What is amateur radio you may ask ? well for most people it is just a hobby, it allows you to talk to people who are both local or the other side of the world. In all countries, amateur radio operators are required to pass a licensing exam displaying knowledge and understanding of key concepts. In response, hams are granted operating privileges in larger segments of the radio frequency spectrum using a wide variety of communication techniques with higher power levels permitted. This practice is in contrast to unlicensed personal radio services such as CB radio, Multi-Use Radio Service, or Family Radio Service/PMR446 that require type-approved equipment restricted in frequency range and power.

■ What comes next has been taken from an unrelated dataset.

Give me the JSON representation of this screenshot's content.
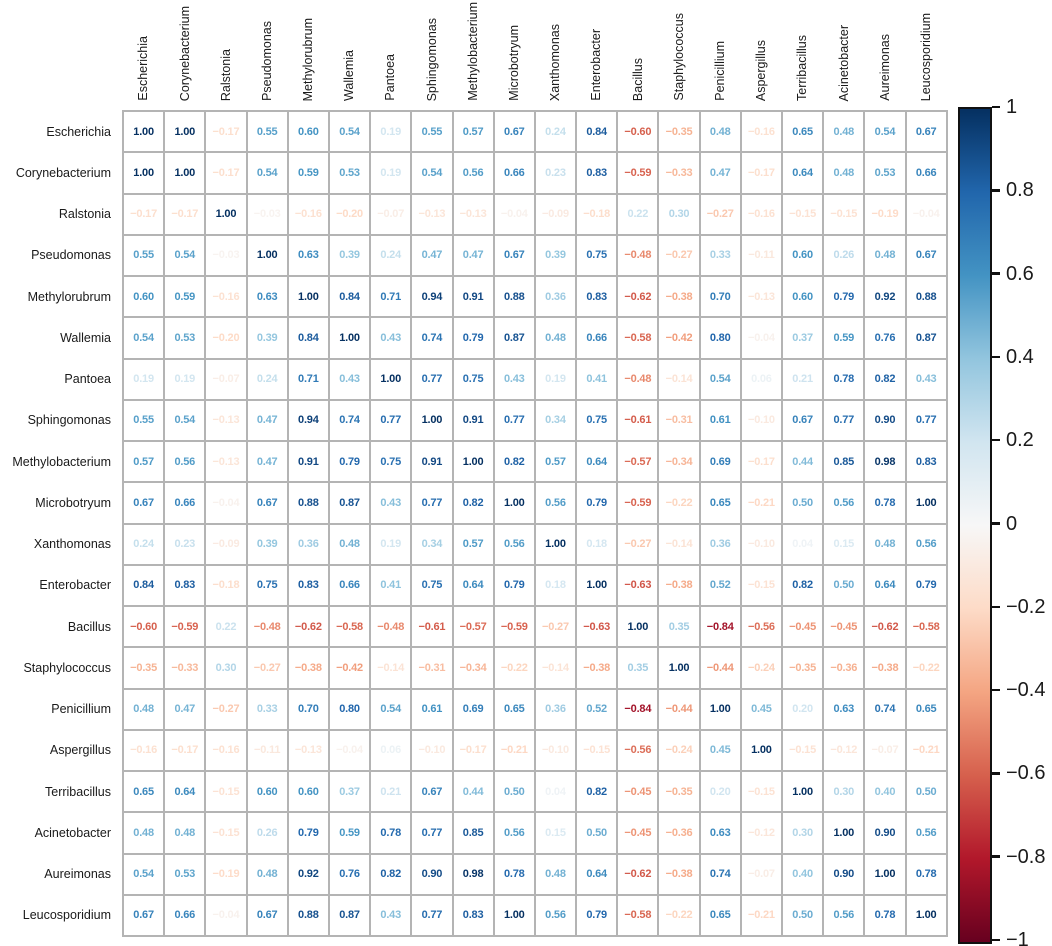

Amateur radio operators are required to pass an examination to demonstrate technical knowledge, operating competence and awareness of legal and regulatory requirements in order to avoid interference with other amateurs and other radio services. There are often a series of exams available, each progressively more challenging and granting more privileges in terms of frequency availability, power output, permitted experimentation, and in some countries, distinctive callsigns. Some countries such as the United Kingdom and Australia have begun requiring a practical training course in addition to the written exams in order to obtain a beginner’s license, called a Foundation License.
My amateur radio setup is as follows. I use a home made aerial for 2m transmissions, I use a Icom IC-207 radio, this gives me full access to the 2m and 70cm band. For listening to various transmissions on HF 0-30MHz I use a Yeasu FR-101S and for any other bands I use a Yupiteru MVT-7100.
I started my interest in radio at a very young age, as a child my dad had a shortwave radio that he would often listen to, but he would only ever listen to local radio on it on MW. I started to have a play around with it and found out that when on shortwave I could listen to radio stations from all over the world, a few that got my interest back then were VOA (Voice Of America), Radio Luxemburg, Atlantic, and the BBC World Service. When I was about 14 years old I got my own shortwave radio, but I wasn’t happy with the reception I got so, I read a few books on shortwave radio (no lets google it back then !) and found I needed a decent long antenna so I purchased about 20m of copper aerial cable and ran it around the loft a few times and the reception was a lot better and I even found a few new stations, the world was now mine.